On Fri, Jan 14, 2011 at 11:29:00AM +1100, Dave Chinner wrote:
> I've noticed a few suspicious things trying to reproduce the
> Secondly, I think we have the same expose-the-entire-delalloc-extent
> -to-stale-data-exposure problem in ->writepage. This onnne, however,
> is due to using BMAPI_ENTIRE to allocate the entire delalloc extent
> the first time any part of it is written to. Even if we are only
> writing a single page (i.e. wbc->nr_to_write = 1) and the delalloc
> extent covers gigabytes. So, same problem when we crash.
> Finally, I think the extsize based problem exposed by test 229 is a
> also a result of allocating space we have no pages covering in the
> page cache (triggered by BMAPI_ENTIRE allocation) so the allocated
> space is never zeroed and hence exposes stale data.
This is precisely the bug I was going after when I hit the
allocate-in-the-middle-of-a-delalloc-extent bug. This is a race between
block_prepare_write/__xfs_get_blocks and writepage/xfs_page_state
convert. When xfs_page_state_convert allocates a real extent for a page
toward the beginning of a delalloc extent, XFS_BMAPI converts the entire
delalloc extent. Any subsequent writes into the page cache toward the
end of this freshly allocated extent will see a written extent instead
of delalloc and read the block from disk into the page before writing
over it. If the write does not cover the entire page garbage from disk
will be exposed into the page cache.
> I'm sure there are other ways to solve these problems, but these two
> are the ones that come to mind for me. I'm open to other solutions
> or ways to improve on these ones, especially if they are simpler. ;)

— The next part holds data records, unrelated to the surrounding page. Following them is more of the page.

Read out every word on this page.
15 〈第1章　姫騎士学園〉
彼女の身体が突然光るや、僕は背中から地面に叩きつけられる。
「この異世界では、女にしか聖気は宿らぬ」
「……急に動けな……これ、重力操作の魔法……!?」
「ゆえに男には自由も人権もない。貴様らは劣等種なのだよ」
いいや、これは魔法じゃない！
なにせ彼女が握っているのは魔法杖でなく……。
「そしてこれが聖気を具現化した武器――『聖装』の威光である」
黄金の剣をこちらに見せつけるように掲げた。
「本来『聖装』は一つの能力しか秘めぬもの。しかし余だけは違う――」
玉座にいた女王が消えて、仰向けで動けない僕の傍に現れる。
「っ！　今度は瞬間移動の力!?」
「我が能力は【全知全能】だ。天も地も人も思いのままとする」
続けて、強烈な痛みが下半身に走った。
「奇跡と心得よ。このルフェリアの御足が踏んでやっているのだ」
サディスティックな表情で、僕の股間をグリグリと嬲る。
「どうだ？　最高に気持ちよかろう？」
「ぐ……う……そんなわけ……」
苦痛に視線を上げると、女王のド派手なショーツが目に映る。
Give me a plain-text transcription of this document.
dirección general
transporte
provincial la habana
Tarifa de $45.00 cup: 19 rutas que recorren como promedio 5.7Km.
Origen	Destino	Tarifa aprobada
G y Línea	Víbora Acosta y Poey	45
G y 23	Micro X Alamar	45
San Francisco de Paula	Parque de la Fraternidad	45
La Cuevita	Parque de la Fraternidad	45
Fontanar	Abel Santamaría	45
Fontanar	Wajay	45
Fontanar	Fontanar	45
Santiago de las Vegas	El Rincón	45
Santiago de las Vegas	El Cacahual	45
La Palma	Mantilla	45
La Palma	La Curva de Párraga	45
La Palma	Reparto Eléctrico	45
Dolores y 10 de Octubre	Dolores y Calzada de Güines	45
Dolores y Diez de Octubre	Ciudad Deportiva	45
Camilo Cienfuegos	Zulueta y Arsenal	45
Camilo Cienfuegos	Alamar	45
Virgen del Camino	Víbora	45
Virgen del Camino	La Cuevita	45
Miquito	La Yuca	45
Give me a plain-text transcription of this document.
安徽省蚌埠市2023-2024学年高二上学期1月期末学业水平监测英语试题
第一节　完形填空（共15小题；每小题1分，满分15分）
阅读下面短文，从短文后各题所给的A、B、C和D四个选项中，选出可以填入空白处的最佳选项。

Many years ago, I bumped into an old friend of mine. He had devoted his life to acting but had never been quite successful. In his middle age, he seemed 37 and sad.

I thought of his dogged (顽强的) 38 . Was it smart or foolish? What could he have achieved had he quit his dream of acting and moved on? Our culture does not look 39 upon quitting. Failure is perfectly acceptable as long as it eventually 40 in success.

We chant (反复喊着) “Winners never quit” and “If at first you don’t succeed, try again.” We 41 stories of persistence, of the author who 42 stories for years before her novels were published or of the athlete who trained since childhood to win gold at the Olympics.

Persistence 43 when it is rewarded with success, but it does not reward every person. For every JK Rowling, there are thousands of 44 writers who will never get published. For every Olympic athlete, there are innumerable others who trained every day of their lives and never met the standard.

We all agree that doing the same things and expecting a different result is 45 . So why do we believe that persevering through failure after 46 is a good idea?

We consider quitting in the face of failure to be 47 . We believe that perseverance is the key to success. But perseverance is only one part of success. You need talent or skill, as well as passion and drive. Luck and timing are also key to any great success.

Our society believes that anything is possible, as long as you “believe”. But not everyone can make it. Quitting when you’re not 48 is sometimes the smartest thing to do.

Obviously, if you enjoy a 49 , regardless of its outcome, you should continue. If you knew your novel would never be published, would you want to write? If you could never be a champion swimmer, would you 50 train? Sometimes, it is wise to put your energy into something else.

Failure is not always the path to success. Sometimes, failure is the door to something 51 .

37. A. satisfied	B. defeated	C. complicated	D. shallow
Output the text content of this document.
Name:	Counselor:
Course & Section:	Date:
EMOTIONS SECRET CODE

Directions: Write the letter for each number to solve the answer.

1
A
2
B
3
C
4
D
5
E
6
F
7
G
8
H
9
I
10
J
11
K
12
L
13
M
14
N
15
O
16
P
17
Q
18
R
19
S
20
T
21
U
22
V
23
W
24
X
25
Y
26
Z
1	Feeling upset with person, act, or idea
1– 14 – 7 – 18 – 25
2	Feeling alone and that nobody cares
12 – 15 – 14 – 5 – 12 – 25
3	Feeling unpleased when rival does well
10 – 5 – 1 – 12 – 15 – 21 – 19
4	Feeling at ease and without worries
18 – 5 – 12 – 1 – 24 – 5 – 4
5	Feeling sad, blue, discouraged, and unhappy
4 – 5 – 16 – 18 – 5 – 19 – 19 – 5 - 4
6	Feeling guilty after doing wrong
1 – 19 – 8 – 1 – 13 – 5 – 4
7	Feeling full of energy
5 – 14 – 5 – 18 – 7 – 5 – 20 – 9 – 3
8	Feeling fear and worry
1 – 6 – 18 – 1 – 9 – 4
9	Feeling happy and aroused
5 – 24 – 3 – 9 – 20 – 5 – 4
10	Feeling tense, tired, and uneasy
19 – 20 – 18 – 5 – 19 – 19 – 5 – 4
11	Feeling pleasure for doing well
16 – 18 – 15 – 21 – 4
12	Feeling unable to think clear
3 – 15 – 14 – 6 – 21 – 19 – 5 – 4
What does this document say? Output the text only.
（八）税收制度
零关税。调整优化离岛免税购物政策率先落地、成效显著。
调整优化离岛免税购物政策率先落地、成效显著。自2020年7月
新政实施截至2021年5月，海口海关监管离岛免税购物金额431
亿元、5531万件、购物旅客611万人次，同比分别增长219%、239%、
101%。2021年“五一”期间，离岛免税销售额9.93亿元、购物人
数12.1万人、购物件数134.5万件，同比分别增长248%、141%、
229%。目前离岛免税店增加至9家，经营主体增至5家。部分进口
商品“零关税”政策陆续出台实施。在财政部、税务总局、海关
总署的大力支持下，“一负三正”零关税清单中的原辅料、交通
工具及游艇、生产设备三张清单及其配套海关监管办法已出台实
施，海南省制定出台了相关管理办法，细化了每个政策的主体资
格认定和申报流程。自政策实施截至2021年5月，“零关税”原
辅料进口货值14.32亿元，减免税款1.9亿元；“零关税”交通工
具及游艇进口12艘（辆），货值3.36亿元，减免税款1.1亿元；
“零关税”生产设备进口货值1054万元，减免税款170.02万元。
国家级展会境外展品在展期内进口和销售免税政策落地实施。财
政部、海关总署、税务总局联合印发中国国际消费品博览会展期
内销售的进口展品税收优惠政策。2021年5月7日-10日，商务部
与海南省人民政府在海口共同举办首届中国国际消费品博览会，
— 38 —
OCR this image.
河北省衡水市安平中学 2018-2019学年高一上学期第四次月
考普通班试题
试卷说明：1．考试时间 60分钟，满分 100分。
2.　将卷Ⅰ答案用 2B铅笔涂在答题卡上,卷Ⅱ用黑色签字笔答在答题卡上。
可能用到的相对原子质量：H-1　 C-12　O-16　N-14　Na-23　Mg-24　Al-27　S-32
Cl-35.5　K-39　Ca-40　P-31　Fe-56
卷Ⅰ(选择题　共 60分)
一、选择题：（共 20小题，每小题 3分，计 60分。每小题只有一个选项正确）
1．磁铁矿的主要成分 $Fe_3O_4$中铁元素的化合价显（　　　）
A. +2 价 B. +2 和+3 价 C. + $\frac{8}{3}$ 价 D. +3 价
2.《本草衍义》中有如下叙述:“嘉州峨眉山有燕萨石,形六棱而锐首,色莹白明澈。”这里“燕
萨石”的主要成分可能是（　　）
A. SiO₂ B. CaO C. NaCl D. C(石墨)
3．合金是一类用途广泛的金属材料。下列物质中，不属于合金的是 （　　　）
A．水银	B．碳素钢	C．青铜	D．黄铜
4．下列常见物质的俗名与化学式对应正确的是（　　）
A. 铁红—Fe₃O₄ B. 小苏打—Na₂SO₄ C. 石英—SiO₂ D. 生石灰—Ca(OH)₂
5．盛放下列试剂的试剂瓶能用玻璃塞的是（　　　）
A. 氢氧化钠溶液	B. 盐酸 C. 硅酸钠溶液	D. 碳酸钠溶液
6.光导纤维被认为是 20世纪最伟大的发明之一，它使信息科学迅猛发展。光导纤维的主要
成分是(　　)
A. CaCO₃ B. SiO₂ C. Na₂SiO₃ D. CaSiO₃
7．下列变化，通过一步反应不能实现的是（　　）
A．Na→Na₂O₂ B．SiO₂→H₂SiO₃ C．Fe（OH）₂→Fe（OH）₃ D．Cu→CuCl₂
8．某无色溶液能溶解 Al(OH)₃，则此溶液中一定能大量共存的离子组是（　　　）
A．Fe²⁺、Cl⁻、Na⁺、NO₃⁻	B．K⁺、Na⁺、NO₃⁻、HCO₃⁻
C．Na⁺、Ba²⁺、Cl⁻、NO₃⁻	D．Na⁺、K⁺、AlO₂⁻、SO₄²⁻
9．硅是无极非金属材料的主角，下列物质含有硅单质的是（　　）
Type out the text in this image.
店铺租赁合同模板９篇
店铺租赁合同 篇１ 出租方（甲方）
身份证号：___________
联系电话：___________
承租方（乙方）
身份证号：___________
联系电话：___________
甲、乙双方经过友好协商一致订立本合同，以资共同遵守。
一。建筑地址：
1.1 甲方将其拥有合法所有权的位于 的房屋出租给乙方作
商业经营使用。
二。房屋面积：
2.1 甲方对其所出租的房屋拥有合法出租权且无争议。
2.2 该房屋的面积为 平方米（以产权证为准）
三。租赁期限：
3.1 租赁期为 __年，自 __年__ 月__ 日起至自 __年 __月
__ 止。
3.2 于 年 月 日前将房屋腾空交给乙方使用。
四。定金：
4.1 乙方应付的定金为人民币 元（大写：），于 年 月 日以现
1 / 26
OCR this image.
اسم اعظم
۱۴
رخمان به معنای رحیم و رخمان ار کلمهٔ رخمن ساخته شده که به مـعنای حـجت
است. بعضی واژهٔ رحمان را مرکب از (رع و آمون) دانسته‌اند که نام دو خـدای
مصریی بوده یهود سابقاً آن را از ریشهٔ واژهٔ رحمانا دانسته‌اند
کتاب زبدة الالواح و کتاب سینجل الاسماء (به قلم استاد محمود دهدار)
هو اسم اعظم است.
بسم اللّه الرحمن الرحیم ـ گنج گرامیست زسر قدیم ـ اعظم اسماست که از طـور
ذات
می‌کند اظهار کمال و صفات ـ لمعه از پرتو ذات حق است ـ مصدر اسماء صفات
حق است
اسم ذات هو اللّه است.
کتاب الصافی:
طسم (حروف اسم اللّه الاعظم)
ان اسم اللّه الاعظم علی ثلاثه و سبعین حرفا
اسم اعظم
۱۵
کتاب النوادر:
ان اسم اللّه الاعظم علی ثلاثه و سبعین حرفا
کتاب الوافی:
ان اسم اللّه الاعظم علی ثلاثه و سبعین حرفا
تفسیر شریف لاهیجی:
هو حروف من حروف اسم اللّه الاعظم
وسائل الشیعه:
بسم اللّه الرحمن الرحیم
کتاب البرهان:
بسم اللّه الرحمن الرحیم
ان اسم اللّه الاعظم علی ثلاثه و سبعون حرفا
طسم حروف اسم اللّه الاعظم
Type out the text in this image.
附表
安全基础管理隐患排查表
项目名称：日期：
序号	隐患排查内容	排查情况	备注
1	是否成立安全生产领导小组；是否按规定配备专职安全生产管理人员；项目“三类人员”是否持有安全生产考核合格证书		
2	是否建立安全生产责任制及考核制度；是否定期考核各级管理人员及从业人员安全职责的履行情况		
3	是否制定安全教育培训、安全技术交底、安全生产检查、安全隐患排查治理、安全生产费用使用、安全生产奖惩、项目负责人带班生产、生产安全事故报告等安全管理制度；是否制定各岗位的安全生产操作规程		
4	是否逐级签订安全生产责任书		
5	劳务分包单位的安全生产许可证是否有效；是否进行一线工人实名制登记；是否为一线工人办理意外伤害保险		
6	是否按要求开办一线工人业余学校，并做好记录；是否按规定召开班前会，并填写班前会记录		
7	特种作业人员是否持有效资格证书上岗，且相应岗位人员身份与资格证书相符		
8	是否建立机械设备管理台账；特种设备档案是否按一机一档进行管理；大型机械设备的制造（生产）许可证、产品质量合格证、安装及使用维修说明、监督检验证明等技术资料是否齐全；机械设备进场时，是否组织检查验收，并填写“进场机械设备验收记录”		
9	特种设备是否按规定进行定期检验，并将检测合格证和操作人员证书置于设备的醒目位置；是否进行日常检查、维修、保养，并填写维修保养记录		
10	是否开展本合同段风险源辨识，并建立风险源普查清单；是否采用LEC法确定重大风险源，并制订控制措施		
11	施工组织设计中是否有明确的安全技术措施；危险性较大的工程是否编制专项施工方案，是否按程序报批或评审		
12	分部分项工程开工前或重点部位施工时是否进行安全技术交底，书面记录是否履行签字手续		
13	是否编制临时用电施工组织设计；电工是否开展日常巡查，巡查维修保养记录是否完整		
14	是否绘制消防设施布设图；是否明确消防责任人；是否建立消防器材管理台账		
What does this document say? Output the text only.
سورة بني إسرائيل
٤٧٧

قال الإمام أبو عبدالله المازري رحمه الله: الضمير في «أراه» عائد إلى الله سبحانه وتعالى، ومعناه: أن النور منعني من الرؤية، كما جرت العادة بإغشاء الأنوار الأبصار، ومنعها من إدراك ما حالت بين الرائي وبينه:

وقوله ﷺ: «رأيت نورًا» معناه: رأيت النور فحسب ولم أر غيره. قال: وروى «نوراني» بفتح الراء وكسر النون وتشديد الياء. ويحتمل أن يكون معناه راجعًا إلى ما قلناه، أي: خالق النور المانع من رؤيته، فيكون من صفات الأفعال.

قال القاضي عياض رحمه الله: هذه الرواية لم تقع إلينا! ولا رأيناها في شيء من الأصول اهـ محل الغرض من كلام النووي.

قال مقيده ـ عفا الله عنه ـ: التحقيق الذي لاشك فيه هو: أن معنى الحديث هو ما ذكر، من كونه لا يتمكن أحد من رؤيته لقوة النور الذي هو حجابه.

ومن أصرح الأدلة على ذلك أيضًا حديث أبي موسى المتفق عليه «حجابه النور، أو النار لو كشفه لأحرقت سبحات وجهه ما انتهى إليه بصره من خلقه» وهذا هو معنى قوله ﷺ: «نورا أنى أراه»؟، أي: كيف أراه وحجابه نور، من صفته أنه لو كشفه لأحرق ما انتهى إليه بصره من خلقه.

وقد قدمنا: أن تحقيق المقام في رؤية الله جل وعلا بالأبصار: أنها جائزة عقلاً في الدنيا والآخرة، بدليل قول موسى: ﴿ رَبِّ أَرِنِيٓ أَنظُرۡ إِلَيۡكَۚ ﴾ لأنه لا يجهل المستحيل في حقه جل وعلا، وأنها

> Anyone got any ideas or improvements?
The direction I've been taking is to use XFS_BMAPI_EXACT in
*xfs_iomap_write_allocate to ensure that an extent covering exactly the
pages we're prepared to write out immediately is allocated and the rest
of the delalloc extent is left as is. This exercises some of the btree
code more heavily and led to the discovery of the
allocate-in-the-middle-of-a-delalloc-extent bug. It also presents a
performance issue which I've tried to resolve by extending
xfs_probe_cluster to probe delalloc extents-- lock up all of the pages
to be converted before performing the allocation and hold those locks
until they are submitted for writeback. It's not very pretty but it
resolves the corruption.
There is still the issue of crashes... This could be solved by
converting from delalloc to unwritten in xfs_page_state_convert in this
very exact way and then to written in the io completion handler. Never
go delalloc->written directly.
I have not had luck reproducing this on TOT xfs and have come to realize
that this is because it doesn't do speculative preallocation of larger
delalloc extents unless you are using extsize... which I haven't tried.